星屑の煌めき

向かい合って、近い距離でその目を見た。特別大柄ではない俺よりも更に低い上背、それで軍隊生活でやっていけるのかと問いたくなるようなほっそりとした身体つき。だがそれ以上にその瞳を以前も見た、すぐにそう気付いた。忘れていた記憶が昨日の事のように鮮やかに蘇ったのだ。

「みょうじなまえだ。よろしく頼む」

男にしては珍しいくらいに快活に笑う男は名をみょうじなまえというらしい。いわゆる俺の上官、というやつだ。そう言った事に興味の無い俺でも知っている、武勇に優れたみょうじ家の嫡男。緊張など微塵も感じさせない、かと言って高圧的な厭らしさも感じさせないその男を、俺は取り敢えず関わりたくない部類に分類した。この手の「何を考えているのか分からない」「恵まれた持てる」人間が一番厄介だという事を俺は経験上知っていた。ちなみにもう一人、先程紹介された(俺は既に知っているけれど) 鯉登のボンボンも同じ部類だ。尤も、奴は別の意味で、だが。

「よろしく頼む」

いつの間にか目の前に立っていたみょうじ少尉が俺に向かって手を差し出していた。士官学校を卒業した若い士官たちが、兵たちとの顔合わせにやって来る、この時期恒例の面倒な行事。常ならば適当にあしらうそれに妙に惹きつけられたのは、軍帽の隙間から垣間見える彼のその瞳だった。

「流星を閉じ込めた」ような瞳。少し気障過ぎるだろうその瞳を一度も忘れた事が無いか、と問われれば嘘になる。「忘れないで」と願うあの娘の残像が、脳裏に過った。

「…………」

「……?尾形上等兵?」

黙りこくる俺を不思議そうな瞳で見つめる男は何故か「あどけない」という表現がぴったりだった。何故だろうか、それは彼と幼馴染だという鯉登のボンボンには感じない物であった。

「ああ、いえ。……失礼しました。よろしくお願いします。……みょうじ少尉」

「ああ。至らぬ所はどんどん指摘してくれ」

手を差し出し返して軽い会釈と共に彼の手を握り返す。細い手だったが、握った掌は酷く硬くてこれは相当に鍛錬を積んだのだと知った。それにしても朗らかな笑みが「あいつ」をチラつかせて仕方がない。不快な気持ちを隠すように俺は目を細めた。

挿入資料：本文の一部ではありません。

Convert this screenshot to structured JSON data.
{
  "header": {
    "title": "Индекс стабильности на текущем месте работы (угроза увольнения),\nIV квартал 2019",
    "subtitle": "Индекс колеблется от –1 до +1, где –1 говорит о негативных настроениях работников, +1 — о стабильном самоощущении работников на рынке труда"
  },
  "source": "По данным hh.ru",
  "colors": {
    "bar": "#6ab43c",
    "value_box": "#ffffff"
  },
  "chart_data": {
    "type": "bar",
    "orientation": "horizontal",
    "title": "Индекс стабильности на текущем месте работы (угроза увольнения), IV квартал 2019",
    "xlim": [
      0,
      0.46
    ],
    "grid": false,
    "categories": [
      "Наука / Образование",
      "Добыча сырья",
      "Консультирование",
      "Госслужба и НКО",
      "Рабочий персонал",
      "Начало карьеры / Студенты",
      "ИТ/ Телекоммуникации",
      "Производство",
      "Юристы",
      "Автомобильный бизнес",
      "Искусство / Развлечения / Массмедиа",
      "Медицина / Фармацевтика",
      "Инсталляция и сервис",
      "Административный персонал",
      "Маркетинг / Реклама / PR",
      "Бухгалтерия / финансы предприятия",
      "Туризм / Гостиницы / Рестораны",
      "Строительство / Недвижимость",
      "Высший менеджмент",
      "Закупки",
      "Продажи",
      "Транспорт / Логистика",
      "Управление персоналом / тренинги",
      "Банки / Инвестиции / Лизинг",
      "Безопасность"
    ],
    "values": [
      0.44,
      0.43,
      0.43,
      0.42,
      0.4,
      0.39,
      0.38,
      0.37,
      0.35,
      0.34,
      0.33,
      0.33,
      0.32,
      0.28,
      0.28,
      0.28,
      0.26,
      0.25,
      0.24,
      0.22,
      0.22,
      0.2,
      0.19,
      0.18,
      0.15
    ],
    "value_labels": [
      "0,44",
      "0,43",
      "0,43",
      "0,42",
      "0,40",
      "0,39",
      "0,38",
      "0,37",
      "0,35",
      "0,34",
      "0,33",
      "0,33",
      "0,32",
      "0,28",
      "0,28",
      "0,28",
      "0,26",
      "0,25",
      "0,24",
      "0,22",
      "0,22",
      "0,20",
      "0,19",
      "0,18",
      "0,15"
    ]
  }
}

「つかぬ事を伺いますが、少尉には御令姉か御令妹が居られませんか」

「…………?いや、私にきょうだいはいないが」

不思議そうに小首を傾げる男は女と見紛う程だ。だが意思の強い瞳がそれを否定する。それが却ってあの娘の凛とした瞳を彷彿とさせた。

「そうですか。それは不躾な事を伺いました。少尉に良く似た娘を以前見かけた事があったのです。おっと、これも失礼ですな。申し訳ありません」

「良いんだ、気にしないでくれ。世の中には自分に似た人間が三人は居るというからな」

不躾な質問にも感情を乱す事なく微笑む男は大物か或いは腰抜けか。その二択に答えを出す事なく、俺は曖昧に微笑んで小さく一礼した。少尉は俺との話を終わりだと思ったのか僅かに親しげな笑みを見せて離れて行った。

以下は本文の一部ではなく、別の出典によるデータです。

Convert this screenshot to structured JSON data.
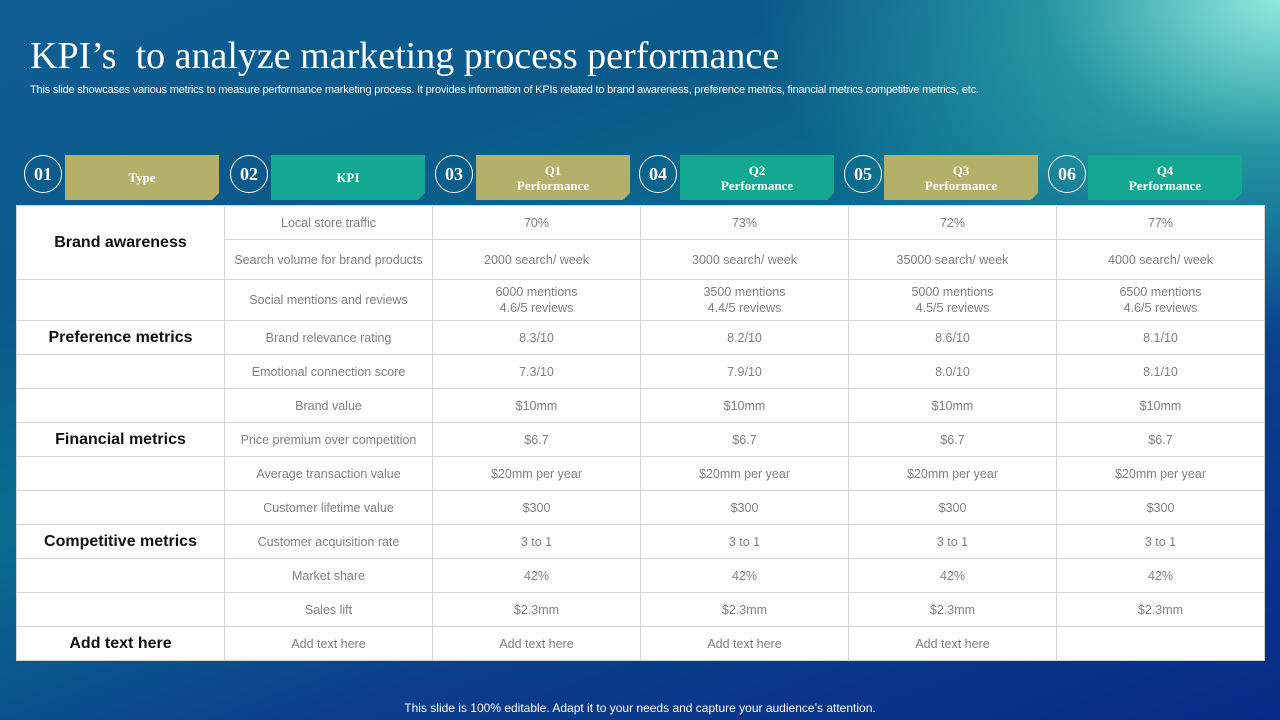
{
  "title": "KPI’s  to analyze marketing process performance",
  "subtitle": "This slide showcases various metrics to measure performance marketing process. It provides information of KPIs related to brand awareness, preference metrics, financial metrics competitive metrics, etc.",
  "colors": {
    "olive": "#b3b06a",
    "teal": "#14a893",
    "background_dark": "#072a86",
    "accent_light": "#96f0e1"
  },
  "headers": [
    {
      "num": "01",
      "line1": "Type",
      "line2": ""
    },
    {
      "num": "02",
      "line1": "KPI",
      "line2": ""
    },
    {
      "num": "03",
      "line1": "Q1",
      "line2": "Performance"
    },
    {
      "num": "04",
      "line1": "Q2",
      "line2": "Performance"
    },
    {
      "num": "05",
      "line1": "Q3",
      "line2": "Performance"
    },
    {
      "num": "06",
      "line1": "Q4",
      "line2": "Performance"
    }
  ],
  "rows": [
    {
      "type": "Brand awareness",
      "kpi": "Local store traffic",
      "q1": "70%",
      "q2": "73%",
      "q3": "72%",
      "q4": "77%"
    },
    {
      "type": "",
      "kpi": "Search volume for brand products",
      "q1": "2000 search/ week",
      "q2": "3000 search/ week",
      "q3": "35000 search/ week",
      "q4": "4000 search/ week"
    },
    {
      "type": "",
      "kpi": "Social mentions and reviews",
      "q1a": "6000 mentions",
      "q1b": "4.6/5 reviews",
      "q2a": "3500 mentions",
      "q2b": "4.4/5 reviews",
      "q3a": "5000 mentions",
      "q3b": "4.5/5 reviews",
      "q4a": "6500 mentions",
      "q4b": "4.6/5 reviews"
    },
    {
      "type": "Preference metrics",
      "kpi": "Brand relevance  rating",
      "q1": "8.3/10",
      "q2": "8.2/10",
      "q3": "8.6/10",
      "q4": "8.1/10"
    },
    {
      "type": "",
      "kpi": "Emotional connection score",
      "q1": "7.3/10",
      "q2": "7.9/10",
      "q3": "8.0/10",
      "q4": "8.1/10"
    },
    {
      "type": "",
      "kpi": "Brand value",
      "q1": "$10mm",
      "q2": "$10mm",
      "q3": "$10mm",
      "q4": "$10mm"
    },
    {
      "type": "Financial metrics",
      "kpi": "Price premium  over  competition",
      "q1": "$6.7",
      "q2": "$6.7",
      "q3": "$6.7",
      "q4": "$6.7"
    },
    {
      "type": "",
      "kpi": "Average  transaction value",
      "q1": "$20mm  per year",
      "q2": "$20mm  per year",
      "q3": "$20mm  per year",
      "q4": "$20mm  per year"
    },
    {
      "type": "",
      "kpi": "Customer lifetime value",
      "q1": "$300",
      "q2": "$300",
      "q3": "$300",
      "q4": "$300"
    },
    {
      "type": "Competitive metrics",
      "kpi": "Customer acquisition rate",
      "q1": "3 to 1",
      "q2": "3 to 1",
      "q3": "3 to 1",
      "q4": "3 to 1"
    },
    {
      "type": "",
      "kpi": "Market share",
      "q1": "42%",
      "q2": "42%",
      "q3": "42%",
      "q4": "42%"
    },
    {
      "type": "",
      "kpi": "Sales lift",
      "q1": "$2.3mm",
      "q2": "$2.3mm",
      "q3": "$2.3mm",
      "q4": "$2.3mm"
    },
    {
      "type": "Add text here",
      "kpi": "Add text here",
      "q1": "Add text here",
      "q2": "Add text here",
      "q3": "Add text here",
      "q4": ""
    }
  ],
  "footer": "This slide is 100% editable. Adapt it to your needs and capture your audience’s attention."
}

背格好は同じくらいか、少し高い。肉付きは同じくらいに見える。容姿は似ているとも似ていないとも言えなかった。何しろ五年以上も前の事なのだ。娘の顔は輪郭すらも曖昧だった。だがあの「流星の瞳」だけは同じような気がした。離れて行く少尉の背中を見ながら、俺は僅かに思案する。今俺は非常に「妙な」考えに囚われていた。

すなわち少尉とあの娘は。

皆まで言うのは風情が無いかと俺は考えるのを止めたが、確信に近い物を持っていた。荒唐無稽な話の筈なのにそれはやけに俺の中では腑に落ちたのだ。あの娘の要領を得ない話もこの推測が正しければ何となく合点がいった。

「明日死んでしまう」と言って眉を下げていたあの少女の無邪気な笑顔が、少尉の穏やかな横顔と重なって消えた。